August 2, 2013
The Pacific Amphitheatre
Costa Mesa, CA

Review by Shawn Perry
Photos by Ron Lyon

Six months after they wowed their following within the lofty intimacy of the Grove of Anaheim, Styx returned to the OC as part of the 2013 Orange County Fair concert lineup and turned the Pacific Amphitheatre into a wellspring of arena rock magnificence. A show band in every sense of the word, they took full advantage of the venue’s large stage, utilizing platforms, ramps, LEDs and blasts of confetti.

Having not seen Styx as a headliner in several years, it was refreshing they chose to go deep into the catalog for some of the night’s best numbers. Actually, I learned in my interview with the band’s keyboardist, Lawrence Gowan, that they were going to be trying some different things, but I had no idea how that would play out. For a band that constantly tours and seems to float in and out of SoCal three or four times a year, it was an aspect of the show I was most looking forward to. And they didn’t disappoint.

That being said, Styx is obligated to roll out their most beloved songs, and of those, there is no shortage. After a colorful entrance to the strains of the Who’s “Won’t Get Fooled Again,” the members of Styx came together for “Blue Collar Man.” Tommy Shaw was anything but a blue collar man, resplendent in a dark, rose-and-cactus-embroidered, borderline nudie suit, reminiscent of Jimmy Page circa 1977, while the rest of the band was equally well-dressed and ready to do battle.

“The Grand Illusion” was next, and it became apparent to me that Gowan has totally grown into his role as a primary singer of the band, reverent in singing the songs Dennis DeYoung originally sang, yet passionately adding his own style and panache to the mix. And, with a spinning keyboard and behind-the-back playing, Gowan is as appealing visually as he is musically.

For “Foolin’ Yourself,” original Styx bassist Chuck Panozzo, who regularly plays and tours with the band on a part-time basis, joined in. The band’s mainstay bassist, Ricky Phillips, switched over to his custom-made Italia White Pearloid double-neck 6/12, guitarist James “JY” Young played a second set of keys behind Gowan, and Shaw was on acoustic. Packed in like a flock of disciples, the audience stood and sang along.

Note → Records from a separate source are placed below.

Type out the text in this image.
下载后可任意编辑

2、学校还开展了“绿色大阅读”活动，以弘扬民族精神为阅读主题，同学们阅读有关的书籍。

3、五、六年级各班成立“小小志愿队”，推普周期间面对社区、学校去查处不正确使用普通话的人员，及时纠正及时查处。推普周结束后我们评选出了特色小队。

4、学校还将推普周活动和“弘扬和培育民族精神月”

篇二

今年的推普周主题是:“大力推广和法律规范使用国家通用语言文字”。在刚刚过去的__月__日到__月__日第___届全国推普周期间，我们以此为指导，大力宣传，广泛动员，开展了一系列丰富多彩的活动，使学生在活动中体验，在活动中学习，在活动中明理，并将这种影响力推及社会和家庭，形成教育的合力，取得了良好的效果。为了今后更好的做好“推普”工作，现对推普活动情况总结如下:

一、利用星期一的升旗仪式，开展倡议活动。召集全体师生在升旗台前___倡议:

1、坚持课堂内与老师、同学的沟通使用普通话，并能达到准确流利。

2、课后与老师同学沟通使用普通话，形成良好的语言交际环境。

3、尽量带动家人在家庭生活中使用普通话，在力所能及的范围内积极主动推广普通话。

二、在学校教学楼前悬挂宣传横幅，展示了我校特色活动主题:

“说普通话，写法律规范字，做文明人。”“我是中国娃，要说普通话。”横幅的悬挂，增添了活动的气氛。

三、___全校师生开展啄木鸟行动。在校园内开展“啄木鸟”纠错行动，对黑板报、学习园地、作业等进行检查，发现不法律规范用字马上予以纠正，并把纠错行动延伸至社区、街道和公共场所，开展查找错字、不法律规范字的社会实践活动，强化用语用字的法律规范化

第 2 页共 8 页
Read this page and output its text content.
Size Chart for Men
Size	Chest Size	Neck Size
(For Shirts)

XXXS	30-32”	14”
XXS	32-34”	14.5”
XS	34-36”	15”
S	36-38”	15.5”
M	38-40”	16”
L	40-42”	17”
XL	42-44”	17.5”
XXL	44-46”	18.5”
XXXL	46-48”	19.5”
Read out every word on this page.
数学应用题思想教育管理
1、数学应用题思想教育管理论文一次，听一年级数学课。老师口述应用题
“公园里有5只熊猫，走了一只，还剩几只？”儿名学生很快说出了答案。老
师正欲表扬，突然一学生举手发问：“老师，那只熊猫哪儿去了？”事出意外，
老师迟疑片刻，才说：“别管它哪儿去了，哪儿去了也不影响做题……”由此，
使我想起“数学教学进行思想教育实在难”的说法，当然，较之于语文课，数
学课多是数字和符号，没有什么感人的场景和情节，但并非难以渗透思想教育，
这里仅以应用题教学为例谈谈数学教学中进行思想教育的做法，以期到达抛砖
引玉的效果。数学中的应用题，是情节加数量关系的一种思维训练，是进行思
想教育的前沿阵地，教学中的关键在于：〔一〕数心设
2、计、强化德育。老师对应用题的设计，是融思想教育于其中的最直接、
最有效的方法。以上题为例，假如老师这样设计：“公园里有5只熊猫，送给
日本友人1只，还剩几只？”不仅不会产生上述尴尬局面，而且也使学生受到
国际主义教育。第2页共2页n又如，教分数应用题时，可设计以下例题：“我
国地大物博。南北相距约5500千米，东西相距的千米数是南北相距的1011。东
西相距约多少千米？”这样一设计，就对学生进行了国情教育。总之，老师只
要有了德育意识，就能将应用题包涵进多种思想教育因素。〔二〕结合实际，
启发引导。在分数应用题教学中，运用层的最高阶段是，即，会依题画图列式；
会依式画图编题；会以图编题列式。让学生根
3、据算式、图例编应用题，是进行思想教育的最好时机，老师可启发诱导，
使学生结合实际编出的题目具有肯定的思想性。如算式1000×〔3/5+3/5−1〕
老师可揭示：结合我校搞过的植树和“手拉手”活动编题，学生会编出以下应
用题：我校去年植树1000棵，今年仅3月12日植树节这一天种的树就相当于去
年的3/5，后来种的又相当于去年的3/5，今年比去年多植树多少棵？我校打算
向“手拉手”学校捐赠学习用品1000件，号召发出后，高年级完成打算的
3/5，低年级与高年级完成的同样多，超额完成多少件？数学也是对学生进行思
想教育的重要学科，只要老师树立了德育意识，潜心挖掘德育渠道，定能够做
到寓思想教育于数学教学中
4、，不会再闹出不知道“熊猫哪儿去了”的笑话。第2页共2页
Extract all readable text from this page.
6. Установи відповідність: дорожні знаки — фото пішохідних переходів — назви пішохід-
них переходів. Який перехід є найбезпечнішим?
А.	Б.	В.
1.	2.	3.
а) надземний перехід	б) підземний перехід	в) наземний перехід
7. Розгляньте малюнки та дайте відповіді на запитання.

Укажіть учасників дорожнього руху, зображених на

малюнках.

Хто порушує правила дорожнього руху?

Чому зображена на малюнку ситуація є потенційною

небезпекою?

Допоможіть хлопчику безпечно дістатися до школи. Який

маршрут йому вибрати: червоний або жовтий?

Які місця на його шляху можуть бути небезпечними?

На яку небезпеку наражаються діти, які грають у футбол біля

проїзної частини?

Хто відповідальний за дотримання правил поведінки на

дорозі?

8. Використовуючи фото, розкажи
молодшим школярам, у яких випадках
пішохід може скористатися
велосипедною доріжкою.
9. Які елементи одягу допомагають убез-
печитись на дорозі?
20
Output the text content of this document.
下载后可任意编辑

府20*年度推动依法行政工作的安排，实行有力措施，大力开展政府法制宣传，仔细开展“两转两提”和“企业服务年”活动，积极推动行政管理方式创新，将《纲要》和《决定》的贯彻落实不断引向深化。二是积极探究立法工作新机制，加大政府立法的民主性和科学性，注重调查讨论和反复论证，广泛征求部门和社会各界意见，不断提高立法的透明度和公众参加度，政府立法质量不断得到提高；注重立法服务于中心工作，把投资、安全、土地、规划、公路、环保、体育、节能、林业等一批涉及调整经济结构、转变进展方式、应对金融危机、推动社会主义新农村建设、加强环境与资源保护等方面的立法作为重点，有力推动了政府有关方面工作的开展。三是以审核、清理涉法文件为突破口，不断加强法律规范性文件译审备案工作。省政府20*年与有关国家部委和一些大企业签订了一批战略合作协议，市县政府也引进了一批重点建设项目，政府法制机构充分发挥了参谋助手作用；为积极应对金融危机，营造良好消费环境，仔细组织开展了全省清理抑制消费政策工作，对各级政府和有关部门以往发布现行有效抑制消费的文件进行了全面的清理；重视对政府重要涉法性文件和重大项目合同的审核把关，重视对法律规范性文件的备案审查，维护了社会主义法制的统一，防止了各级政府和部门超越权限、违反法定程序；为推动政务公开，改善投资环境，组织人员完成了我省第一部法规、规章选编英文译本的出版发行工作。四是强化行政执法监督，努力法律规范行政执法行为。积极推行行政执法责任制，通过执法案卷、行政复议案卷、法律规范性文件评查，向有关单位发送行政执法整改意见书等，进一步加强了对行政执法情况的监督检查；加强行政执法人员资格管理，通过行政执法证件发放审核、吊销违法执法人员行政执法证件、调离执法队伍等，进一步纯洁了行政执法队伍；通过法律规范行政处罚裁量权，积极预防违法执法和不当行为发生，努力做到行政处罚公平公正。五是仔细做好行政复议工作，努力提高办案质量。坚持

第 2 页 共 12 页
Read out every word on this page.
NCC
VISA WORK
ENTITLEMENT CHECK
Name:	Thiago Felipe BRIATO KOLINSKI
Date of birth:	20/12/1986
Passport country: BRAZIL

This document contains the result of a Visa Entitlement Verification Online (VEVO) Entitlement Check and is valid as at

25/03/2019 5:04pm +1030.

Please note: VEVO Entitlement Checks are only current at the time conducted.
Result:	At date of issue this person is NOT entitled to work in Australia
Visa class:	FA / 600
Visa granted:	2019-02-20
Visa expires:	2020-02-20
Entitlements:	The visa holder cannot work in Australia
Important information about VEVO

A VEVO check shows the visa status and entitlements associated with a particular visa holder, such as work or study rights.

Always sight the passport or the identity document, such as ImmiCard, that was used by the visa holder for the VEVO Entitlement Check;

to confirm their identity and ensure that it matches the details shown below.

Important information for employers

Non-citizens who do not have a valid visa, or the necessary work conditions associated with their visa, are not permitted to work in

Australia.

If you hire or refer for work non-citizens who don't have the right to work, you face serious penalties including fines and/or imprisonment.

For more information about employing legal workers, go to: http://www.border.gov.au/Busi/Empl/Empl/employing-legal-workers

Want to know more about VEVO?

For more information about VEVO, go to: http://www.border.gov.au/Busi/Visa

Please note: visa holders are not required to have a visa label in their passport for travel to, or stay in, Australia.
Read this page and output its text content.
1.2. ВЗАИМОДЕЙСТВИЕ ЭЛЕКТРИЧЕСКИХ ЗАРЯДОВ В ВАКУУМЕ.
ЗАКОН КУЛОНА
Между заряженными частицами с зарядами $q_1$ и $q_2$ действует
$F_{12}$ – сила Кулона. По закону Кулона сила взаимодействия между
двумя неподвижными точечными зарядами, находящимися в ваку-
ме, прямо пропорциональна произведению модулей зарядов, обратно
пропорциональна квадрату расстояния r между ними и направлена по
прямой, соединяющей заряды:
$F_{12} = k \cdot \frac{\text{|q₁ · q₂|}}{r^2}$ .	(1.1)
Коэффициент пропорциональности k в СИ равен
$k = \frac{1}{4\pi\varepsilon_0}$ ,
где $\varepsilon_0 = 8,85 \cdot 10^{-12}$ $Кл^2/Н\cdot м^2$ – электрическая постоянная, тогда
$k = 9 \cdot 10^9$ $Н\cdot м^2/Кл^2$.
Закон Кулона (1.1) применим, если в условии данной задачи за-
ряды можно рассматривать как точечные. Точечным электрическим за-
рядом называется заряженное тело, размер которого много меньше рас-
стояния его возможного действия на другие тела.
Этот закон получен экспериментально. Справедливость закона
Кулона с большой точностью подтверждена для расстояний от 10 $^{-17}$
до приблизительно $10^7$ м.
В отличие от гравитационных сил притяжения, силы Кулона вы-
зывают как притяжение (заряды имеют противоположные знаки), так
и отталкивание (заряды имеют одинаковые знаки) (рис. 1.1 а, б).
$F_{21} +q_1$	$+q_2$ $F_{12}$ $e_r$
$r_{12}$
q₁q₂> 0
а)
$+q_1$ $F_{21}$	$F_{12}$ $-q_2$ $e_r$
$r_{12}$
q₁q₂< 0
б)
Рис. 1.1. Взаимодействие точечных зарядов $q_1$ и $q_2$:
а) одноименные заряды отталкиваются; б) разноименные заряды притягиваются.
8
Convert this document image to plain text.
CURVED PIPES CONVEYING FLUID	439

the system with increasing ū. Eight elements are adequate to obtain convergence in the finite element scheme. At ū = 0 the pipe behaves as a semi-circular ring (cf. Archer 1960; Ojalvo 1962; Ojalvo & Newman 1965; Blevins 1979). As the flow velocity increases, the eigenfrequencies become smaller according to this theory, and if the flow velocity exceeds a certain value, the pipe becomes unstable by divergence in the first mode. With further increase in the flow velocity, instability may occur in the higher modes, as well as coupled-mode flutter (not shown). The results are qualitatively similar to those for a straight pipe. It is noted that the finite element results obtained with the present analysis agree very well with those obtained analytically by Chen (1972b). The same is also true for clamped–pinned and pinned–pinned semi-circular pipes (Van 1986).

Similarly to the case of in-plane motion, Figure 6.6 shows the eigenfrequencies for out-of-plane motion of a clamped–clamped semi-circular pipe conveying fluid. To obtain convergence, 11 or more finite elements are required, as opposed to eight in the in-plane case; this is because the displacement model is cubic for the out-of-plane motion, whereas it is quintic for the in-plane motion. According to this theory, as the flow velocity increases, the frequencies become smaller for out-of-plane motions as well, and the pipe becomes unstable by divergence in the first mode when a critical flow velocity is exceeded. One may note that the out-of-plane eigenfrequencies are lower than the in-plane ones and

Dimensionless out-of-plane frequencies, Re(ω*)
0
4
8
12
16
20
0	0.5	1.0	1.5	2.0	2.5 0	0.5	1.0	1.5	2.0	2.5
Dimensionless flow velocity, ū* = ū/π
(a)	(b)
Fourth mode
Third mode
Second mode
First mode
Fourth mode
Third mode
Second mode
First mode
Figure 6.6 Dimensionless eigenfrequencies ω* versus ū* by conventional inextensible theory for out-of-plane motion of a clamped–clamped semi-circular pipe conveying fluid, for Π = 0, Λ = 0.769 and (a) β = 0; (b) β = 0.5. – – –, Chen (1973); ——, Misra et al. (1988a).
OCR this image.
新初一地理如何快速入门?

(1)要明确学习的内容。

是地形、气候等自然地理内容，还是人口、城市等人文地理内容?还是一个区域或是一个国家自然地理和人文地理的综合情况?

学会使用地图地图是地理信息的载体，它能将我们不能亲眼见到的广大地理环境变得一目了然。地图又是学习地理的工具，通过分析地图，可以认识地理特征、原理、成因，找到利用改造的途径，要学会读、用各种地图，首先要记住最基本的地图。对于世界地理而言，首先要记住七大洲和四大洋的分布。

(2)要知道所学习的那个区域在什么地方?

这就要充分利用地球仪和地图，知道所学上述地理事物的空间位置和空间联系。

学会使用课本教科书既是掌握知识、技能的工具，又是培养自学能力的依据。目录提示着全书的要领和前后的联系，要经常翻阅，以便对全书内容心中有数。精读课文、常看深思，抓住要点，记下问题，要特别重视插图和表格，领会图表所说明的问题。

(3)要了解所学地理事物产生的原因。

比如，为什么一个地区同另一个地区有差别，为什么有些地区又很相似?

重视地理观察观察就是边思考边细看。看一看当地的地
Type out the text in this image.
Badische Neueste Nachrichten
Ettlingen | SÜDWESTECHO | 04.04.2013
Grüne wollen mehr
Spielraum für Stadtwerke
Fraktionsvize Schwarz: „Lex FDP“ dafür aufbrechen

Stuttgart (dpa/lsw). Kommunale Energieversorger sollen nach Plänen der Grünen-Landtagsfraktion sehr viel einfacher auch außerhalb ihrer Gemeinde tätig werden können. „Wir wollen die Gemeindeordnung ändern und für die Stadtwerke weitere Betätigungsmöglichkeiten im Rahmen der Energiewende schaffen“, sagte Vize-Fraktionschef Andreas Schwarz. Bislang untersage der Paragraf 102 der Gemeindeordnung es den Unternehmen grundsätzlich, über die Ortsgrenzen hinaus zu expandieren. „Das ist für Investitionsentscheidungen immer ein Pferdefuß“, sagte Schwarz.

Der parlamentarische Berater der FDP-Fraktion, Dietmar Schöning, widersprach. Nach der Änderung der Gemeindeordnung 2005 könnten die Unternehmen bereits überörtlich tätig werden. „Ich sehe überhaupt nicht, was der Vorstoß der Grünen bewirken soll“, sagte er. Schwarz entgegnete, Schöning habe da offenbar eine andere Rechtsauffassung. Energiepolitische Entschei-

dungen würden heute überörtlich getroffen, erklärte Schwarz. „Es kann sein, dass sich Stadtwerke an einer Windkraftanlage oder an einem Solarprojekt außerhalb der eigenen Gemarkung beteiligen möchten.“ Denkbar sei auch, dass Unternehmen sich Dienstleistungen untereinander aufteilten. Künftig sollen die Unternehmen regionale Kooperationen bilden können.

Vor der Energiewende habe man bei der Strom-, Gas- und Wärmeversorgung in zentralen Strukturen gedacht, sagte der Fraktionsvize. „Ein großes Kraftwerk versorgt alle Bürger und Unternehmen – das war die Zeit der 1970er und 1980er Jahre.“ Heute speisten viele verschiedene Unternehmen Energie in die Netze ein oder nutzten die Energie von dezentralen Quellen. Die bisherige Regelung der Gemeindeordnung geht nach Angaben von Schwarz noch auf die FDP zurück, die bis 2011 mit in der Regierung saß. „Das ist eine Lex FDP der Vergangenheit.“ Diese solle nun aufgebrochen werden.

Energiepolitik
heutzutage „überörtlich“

JY introduced “Light Up” as a song that came out during the Gerald Ford presidency and encouraged everyone to hold up their cell phones in lieu of the traditional Bic lighter. The place lit up like a firefly convention as the man who co-founded Styx way back in 1970 sang the rarely played classic from 1975’s Equinox album.

When Styx tackled both The Grand Illusion and Pieces Of Eight in their entirety for concert audiences in 2010, they got the opportunity to play songs that they had rarely if ever played in a live setting. Fortunately, one of those, the alluring “Man In the Wilderness,” is still on the setlist. It’s only too bad they couldn’t have worked in “Superstars” as well. They did, however, get the crowd in a semi-frenzy with another one from The Grand Illusion, the ever-so patriotic “Miss America,” a regular tour de force for JY.

From Pieces Of Eight, “I’m Okay” put Gowan at the center-stage, assuming the vocals with stunning clarity and dazzling the audience with carnival-like dabs on his spinning keyboard. Shaw told his back-story, being a struggling musician from Mobile, Alabama and writing his first song for Styx, “Crystal Ball,” which he and the rest of the band proceeded to play. Once again, Gowan showed off his immeasurable talents with a remarkable piano solo.

“Pieces Of Eight” highlighted the band’s proggy notions, while “Too Much Time” (where Gowan teased the crowd with a capella sing-alongs to “Tiny Dancer,” “You Can’t Always Get What You Want,” “Black Dog,” Fat-Bottomed Girls” and “Another Brick In The Wall”) and “Come Sail Away” brought Styx and the 7,000 or so restless souls back down to earth.

Smoke filled the stage, confetti covered the first 20 rows, and Styx encored with “Rockin’ The Paradise” and “Renegade,” much to the delight of the faithful. Drummer Todd Sucherman, who’d been dressing up the songs all night with a flurry of tasty percussion touches, brought the drumming on these songs to an entirely different level. This was Styx as I hadn’t seen them in years — seemingly as big and spectacular as they were in the 70s. If they ever manage to work in some new music, while abiding to mine the catalog for long-lost nuggets, there’s no telling what could happen next.